La dermatite se traduit souvent par des rougeurs, de petites cloques remplies de liquide, un suintement, puis des croûtes. En ce qui concerne la dermatite atopique, les zones touchées varient avec l’âge : chez les bébés, la dermatite se présente souvent sur le visage et les parties bombées du corps, comme le ventre. Chez les enfants, la maladie se déplace vers les plis des coudes et des genoux. A l’âge adulte, la dermatite atteindra plus volontiers les mains, le cou et à nouveau le visage. Autre caractéristique : les lésions apparaissent le plus souvent des deux côtés du corps.
Le psoriasis quant à lui forme des plaques rouges, souvent plus épaisses et recouvertes de squames blanches ou argentées. Le grattage des plaques entraîne un blanchiment caractéristique. Il atteint surtout les zones comme les coudes, les genoux (la face externe au contraire de la dermatite atopique) ou le bas du dos, mais aussi parfois le cuir chevelu et les ongles ou les parties génitales.
Souvent, tant le psoriasis que la dermatite donnent lieu à des démangeaisons qui sont en général plus importantes s’il s’agit de dermatite. L’impact sur la qualité de vie des patients peut être vraiment majeur.
Les deux peuvent coexister ?
Il arrive que dermatite et psoriasis se manifestent chez une même personne. Le stress, l’anxiété ou même un simple traumatisme de la peau (comme une égratignure, une coupure) peuvent déclencher un psoriasis chez un patient atopique mais prédisposé au psoriasis. Le phénomène inverse peut se produire aussi.
Comment se soignent la dermatite et le psoriasis ?
En cas de dermatite de contact ou d’irritation, il convient d’abord d’éviter les irritants ou les allergènes identifiés par les tests d’allergie, en plus du traitement local avec une crème à base de cortisone.
Pour la dermatite atopique, le traitement repose également sur des crèmes à base de cortisone pour apaiser l’inflammation d’une part et sur l’application quotidienne d’émollients (donc assouplissant et adoucissant la peau), pour réparer et reconstituer la barrière cutanée d’autre part. Pour les cas sévères, on dispose désormais de traitements remarquablement efficaces et très bien tolérés. Ce sont des biothérapies ciblant spécifiquement les agents responsables d’inflammation.
Comme pour la dermatite atopique, il existe pour le psoriasis plusieurs traitements en fonction de l’historique du patient, de la gravité des symptômes et de la présence d’éventuelles comorbidités.
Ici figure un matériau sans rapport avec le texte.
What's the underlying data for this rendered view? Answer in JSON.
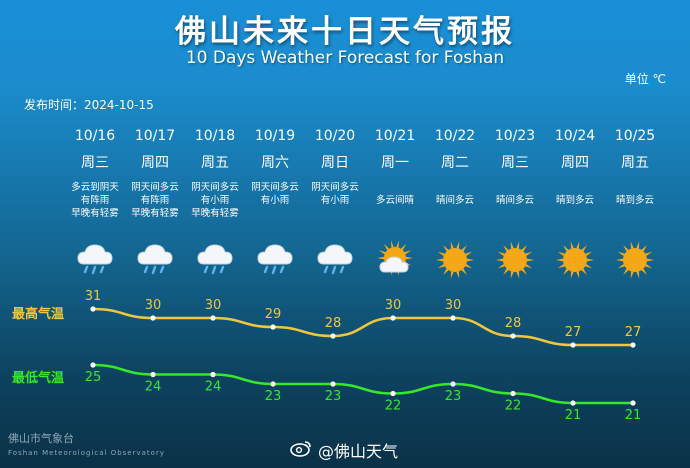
{
  "title": "佛山未来十日天气预报",
  "subtitle": "10 Days Weather Forecast for Foshan",
  "unit_label": "单位 ℃",
  "publish_label": "发布时间：2024-10-15",
  "high_label": "最高气温",
  "low_label": "最低气温",
  "footer": {
    "org_cn": "佛山市气象台",
    "org_en": "Foshan Meteorological Observatory",
    "weibo": "@佛山天气"
  },
  "days": [
    {
      "date": "10/16",
      "weekday": "周三",
      "desc": [
        "多云到阴天",
        "有阵雨",
        "早晚有轻雾"
      ],
      "icon": "cloud-rain-icon",
      "high": 31,
      "low": 25
    },
    {
      "date": "10/17",
      "weekday": "周四",
      "desc": [
        "阴天间多云",
        "有阵雨",
        "早晚有轻雾"
      ],
      "icon": "cloud-rain-icon",
      "high": 30,
      "low": 24
    },
    {
      "date": "10/18",
      "weekday": "周五",
      "desc": [
        "阴天间多云",
        "有小雨",
        "早晚有轻雾"
      ],
      "icon": "cloud-rain-icon",
      "high": 30,
      "low": 24
    },
    {
      "date": "10/19",
      "weekday": "周六",
      "desc": [
        "阴天间多云",
        "有小雨"
      ],
      "icon": "cloud-rain-icon",
      "high": 29,
      "low": 23
    },
    {
      "date": "10/20",
      "weekday": "周日",
      "desc": [
        "阴天间多云",
        "有小雨"
      ],
      "icon": "cloud-rain-icon",
      "high": 28,
      "low": 23
    },
    {
      "date": "10/21",
      "weekday": "周一",
      "desc": [
        "",
        "多云间晴"
      ],
      "icon": "sun-cloud-icon",
      "high": 30,
      "low": 22
    },
    {
      "date": "10/22",
      "weekday": "周二",
      "desc": [
        "",
        "晴间多云"
      ],
      "icon": "sun-icon",
      "high": 30,
      "low": 23
    },
    {
      "date": "10/23",
      "weekday": "周三",
      "desc": [
        "",
        "晴间多云"
      ],
      "icon": "sun-icon",
      "high": 28,
      "low": 22
    },
    {
      "date": "10/24",
      "weekday": "周四",
      "desc": [
        "",
        "晴到多云"
      ],
      "icon": "sun-icon",
      "high": 27,
      "low": 21
    },
    {
      "date": "10/25",
      "weekday": "周五",
      "desc": [
        "",
        "晴到多云"
      ],
      "icon": "sun-icon",
      "high": 27,
      "low": 21
    }
  ],
  "colors": {
    "high_line": "#f0c640",
    "low_line": "#35e82a",
    "sun": "#f5a817"
  }
}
Ainsi, le médecin peut prescrire des crèmes, de la photothérapie ou un traitement systémique.
Depuis de nombreuses années, les biothérapies ont révolutionné la prise en charge des patients sévèrement atteints en leur offrant souvent une rémission quasi complète de leur maladie.
Est-ce que le style de vie peut avoir un impact sur la sévérité des symptômes ?
En effet, une mauvaise hygiène de vie aura un impact très négatif sur le psoriasis et ses comorbidités (obésité, diabète, maladies cardiaques). On conseillera vivement une alimentation équilibrée sans excès d’alcool notamment et la pratique régulière d’exercice physique.
Cela vaut en fait également pour les patients souffrant de dermatite. Leur peau sera par ailleurs plus sensible à des facteurs environnementaux (comme les frottements des vêtements, la transpiration, l’air conditionné et surtout de l’eau chlorée des piscines). Il vaut donc mieux en tenir compte.
Un dernier conseil ?
Si vous constatez une anomalie sur votre peau, n’attendez pas trop, mais consultez votre médecin traitant qui décidera s’il faut en référer au dermatologue. Nous avons d’ailleurs mis en place une ‘hotline’ à l’hôpital pour lui permettre d’obtenir des conseils rapides sur la prise en charge des affections cutanées. Et ne paniquez pas: il existe de plus en plus de solutions pour résoudre un nombre croissant de problèmes en dermatologie.